Маркиза провожали с куда большим энтузиазмом — и даже сама Ираида несколько раз хлопнула в ладоши и улыбнулась. Дальше дело пошло веселей — и с каждым следующим выходившим на сцену поэтом градус народного довольства все более нарастал: впрочем, в глазах Никодима они, столь между собой несхожие, смешались в расплывчатую говорящую фигуру, как будто один и тот же сочинитель забегал за кулисы, наскоро переодевался и вновь выскакивал на сцену. У них были разные манеры: кто-то читал стихотворение, вовсе лишенное рифм, одна барышня почти выпевала свои строки, подвывая на «о» и «у» и заставляя поневоле порицать небрежение услугами дантиста; кто-то морщинистый декламировал то, что сам называл «моностроками»; некоторые читали по бумажке, причем один — длинный, тощий, в соломенной шляпе — вытащил с собой на сцену, очевидно в целях самобытности, шпаргалку, начертанную на ватманском листе, и, развернув, положил ее на дощатом полу, прижав штиблетой; другие, напротив, читали по памяти, причем кто-то — очевидно, из любимцев, запинался, как будто забывая текст, и ему подсказывали нужные строки из зала. Никодим смотрел на них и размышлял, как ему это было в последние дни свойственно, о смерти: насколько тяжелее и болезненнее, думал он, расставаться с этим миром тем, кто обласкан судьбой и людьми! Какой-нибудь незаметный скромняга, вялый водитель трамвая, с облегчением закрывает глаза, ставит, фигурально выражаясь, на лобовое стекло табличку «в парк» и думает: наконец-то отдохну, а может быть, и буду вознагражден за жизнь свою праведную: половлю небесную рыбку, посижу в блаженном одиночестве… Не таков какой-нибудь маркиз или герцог: оглядывая свое исполинское поместье, скользя взглядом по стрельчатым окнам родовой обители, ревизуя селянок по вопросам права первой ночи, он безостановочно слышит в ушах роковой гул, возвещающий, что лучше ему уже не будет, ибо после смерти, куда за ним не последуют ни поместье, ни селянки, окажется он уравнен в правах с прочими, — и как же горько и страшно ему все это терять. Таковы, думал он, и любимцы муз: ныне купаются они в лучах обожания, а завтра спросит такого апостол Петр: «Чем ты занимался сегодня, не зная, что это твой последний день?» — «Сочинял стихотворение». — «Сочинил?» — «А то». — «Ну прочти». «Боже, какая гадость», — скривится апостол, председатель верховного худсовета с неотменяемым вердиктом. И отправит его на веки вечные переписывать исчезающими чернилами поэму «Большая серенада» Кузьмы Злобного.

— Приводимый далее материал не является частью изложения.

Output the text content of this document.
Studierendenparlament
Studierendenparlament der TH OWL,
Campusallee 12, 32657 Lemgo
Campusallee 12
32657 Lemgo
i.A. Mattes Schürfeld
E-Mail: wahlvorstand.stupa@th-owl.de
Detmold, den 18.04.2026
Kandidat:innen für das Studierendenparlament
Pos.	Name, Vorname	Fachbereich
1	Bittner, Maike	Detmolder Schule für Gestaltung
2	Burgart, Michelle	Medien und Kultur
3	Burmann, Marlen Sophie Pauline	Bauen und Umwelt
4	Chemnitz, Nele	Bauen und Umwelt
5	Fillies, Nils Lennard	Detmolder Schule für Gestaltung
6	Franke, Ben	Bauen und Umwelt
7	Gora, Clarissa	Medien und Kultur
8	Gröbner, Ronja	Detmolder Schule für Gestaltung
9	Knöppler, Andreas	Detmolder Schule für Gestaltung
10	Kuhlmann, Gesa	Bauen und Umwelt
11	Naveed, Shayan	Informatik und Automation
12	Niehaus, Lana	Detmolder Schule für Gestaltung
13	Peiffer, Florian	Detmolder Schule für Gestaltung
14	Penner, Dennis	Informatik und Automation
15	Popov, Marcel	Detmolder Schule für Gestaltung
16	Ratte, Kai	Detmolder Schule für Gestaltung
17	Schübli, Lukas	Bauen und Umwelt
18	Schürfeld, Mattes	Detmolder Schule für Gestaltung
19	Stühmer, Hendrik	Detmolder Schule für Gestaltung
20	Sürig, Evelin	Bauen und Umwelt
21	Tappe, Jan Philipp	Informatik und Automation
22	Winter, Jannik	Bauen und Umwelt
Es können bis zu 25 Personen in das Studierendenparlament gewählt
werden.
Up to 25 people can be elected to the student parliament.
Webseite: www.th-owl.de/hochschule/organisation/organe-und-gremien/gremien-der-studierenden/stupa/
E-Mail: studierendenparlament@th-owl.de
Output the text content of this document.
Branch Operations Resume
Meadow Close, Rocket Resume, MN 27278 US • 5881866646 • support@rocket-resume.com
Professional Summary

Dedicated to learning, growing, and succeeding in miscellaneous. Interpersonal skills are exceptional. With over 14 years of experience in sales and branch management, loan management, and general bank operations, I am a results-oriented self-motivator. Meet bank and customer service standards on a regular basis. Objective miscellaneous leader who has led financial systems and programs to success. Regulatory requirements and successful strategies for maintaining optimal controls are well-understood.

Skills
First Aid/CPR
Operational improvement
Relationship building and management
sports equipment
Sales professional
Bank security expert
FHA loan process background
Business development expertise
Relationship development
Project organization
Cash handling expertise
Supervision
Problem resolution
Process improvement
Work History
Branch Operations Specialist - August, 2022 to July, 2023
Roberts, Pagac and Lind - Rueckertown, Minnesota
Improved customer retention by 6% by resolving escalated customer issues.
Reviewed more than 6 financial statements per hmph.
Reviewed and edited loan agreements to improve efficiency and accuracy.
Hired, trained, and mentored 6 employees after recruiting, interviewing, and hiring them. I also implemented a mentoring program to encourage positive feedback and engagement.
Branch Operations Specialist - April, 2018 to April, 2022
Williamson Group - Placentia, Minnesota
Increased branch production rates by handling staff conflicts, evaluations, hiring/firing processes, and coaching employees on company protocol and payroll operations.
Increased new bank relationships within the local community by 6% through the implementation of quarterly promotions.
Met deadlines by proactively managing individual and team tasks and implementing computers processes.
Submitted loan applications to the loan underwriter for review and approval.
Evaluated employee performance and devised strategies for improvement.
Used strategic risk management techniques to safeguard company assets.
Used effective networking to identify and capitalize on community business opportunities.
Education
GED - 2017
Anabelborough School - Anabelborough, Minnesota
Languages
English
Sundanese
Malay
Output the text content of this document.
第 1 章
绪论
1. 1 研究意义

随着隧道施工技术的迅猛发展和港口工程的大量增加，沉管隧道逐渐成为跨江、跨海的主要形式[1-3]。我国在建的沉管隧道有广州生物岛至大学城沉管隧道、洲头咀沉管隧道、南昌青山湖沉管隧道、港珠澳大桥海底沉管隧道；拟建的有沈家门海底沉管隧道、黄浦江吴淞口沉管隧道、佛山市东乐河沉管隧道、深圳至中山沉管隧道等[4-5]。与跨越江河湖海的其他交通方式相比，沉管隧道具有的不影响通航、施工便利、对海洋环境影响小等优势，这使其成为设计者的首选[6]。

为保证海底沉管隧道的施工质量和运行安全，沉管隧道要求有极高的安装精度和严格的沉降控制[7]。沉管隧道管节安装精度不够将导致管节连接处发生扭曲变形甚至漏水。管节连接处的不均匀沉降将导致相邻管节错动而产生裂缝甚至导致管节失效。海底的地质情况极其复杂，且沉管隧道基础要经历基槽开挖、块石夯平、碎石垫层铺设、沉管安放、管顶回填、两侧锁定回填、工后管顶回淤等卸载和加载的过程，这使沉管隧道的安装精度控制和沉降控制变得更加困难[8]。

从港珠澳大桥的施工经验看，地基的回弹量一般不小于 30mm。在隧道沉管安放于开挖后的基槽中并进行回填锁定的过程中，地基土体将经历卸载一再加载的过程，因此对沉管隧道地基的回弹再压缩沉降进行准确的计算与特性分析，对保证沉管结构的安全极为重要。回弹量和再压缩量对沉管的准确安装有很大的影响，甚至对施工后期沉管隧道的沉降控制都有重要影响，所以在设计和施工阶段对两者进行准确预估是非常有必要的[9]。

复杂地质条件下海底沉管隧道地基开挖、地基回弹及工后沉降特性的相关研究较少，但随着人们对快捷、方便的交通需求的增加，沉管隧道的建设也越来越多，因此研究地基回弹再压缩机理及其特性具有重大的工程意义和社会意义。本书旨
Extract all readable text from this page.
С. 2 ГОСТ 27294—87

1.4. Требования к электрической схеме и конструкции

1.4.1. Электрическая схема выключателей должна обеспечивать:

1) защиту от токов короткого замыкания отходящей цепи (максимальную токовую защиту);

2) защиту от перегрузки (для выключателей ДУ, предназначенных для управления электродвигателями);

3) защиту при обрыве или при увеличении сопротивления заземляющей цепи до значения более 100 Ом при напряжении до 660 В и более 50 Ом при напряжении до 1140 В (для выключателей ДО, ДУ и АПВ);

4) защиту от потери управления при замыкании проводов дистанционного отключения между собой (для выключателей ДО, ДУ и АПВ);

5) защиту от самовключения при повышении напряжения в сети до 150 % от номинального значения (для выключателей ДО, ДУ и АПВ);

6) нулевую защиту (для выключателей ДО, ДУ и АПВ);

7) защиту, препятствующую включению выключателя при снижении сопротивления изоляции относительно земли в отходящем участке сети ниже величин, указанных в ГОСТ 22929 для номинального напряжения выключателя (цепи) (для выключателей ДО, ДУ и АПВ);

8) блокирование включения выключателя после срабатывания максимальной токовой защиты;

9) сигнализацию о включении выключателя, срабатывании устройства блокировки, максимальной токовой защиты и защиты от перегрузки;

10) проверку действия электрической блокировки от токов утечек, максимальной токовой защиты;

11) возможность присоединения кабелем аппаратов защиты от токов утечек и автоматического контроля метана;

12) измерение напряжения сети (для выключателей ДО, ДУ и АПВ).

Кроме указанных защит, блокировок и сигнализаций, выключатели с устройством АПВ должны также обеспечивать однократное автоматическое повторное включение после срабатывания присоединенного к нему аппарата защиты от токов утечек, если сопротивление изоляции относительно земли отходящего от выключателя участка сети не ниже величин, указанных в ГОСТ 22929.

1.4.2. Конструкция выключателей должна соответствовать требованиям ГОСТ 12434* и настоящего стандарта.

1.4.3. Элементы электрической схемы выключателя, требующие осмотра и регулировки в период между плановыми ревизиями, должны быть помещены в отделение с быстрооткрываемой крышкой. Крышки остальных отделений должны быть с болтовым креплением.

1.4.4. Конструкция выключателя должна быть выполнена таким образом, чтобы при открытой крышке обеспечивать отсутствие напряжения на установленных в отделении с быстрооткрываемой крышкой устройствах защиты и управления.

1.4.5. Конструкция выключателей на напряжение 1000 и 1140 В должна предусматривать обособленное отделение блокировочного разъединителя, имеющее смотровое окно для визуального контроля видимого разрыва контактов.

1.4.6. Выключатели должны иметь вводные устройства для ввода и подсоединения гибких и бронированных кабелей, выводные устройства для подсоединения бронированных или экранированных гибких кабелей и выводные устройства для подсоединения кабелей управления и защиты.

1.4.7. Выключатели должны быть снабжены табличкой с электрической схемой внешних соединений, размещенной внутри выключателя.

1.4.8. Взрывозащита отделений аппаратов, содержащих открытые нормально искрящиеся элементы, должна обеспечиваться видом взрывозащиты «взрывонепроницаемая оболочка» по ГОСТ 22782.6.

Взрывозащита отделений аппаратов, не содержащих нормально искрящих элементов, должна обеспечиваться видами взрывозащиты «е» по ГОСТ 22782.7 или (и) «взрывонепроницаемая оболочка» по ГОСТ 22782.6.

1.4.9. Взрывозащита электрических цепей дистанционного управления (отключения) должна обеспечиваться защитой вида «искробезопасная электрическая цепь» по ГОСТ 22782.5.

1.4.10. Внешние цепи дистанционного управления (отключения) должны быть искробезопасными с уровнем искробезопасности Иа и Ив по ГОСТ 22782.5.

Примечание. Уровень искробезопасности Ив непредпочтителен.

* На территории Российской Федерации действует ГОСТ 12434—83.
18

Посмотрев украдкой на запястье, Никодим увидел, что прошло уже больше полутора часов, между тем как к награждениям еще и не приступали. Он оглядел зал, надеясь заодно высмотреть там нужного ему Зайца (внешность которого с несвойственным ему в принципе самонадеянным прямодушием намеревался реконструировать по фамилии), и больше всего был поражен неподдельным энтузиазмом, с которым собравшиеся наблюдали за выходящими на сцену. Кажется, со времен новогодних утренников, на которые мать водила его в раннем детстве (несколько отравляя удовольствие своими мизантропическими вздохами и сетованиями), он не видал такого единодушного восторга, охватывающего зрителей, таких блестящих глаз, такого воодушевления: немолодые, пожеванные жизнью люди буквально цепенели в коллективном наслаждении, смотря на некрасивые кривляния несимпатичных и, по смутному ощущению Никодима, абсолютно лишенных таланта выступающих. Может быть, рассуждал про себя он, причины этого лежат вне литературы — или слушатели были воодушевлены тем особенным гением толпы, который нисходит на любую достаточно большую группу лиц, увлеченную общим зрелищем: занятный атавизм, смутное воспоминание о стайном прошлом, когда лишь слаженный коллективный инстинкт мог помочь побороть, скажем, игуанодона. Или, напротив, все это рифмованное (а то и простое) сотрясание воздуха было лишь обоюдоочевидной ширмой для гражданского протеста, который, как понимал Никодим, способен объединять и увлекать куда сильнее, чем литература. Тем более что выступающие не давали забыть и о политике: более или менее завуалированные сообщения насчет зари свободы (грядущей) или усилий тирана (тщетных) встречались чуть ли не в каждом втором выступлении и очень тепло принимались зрителями.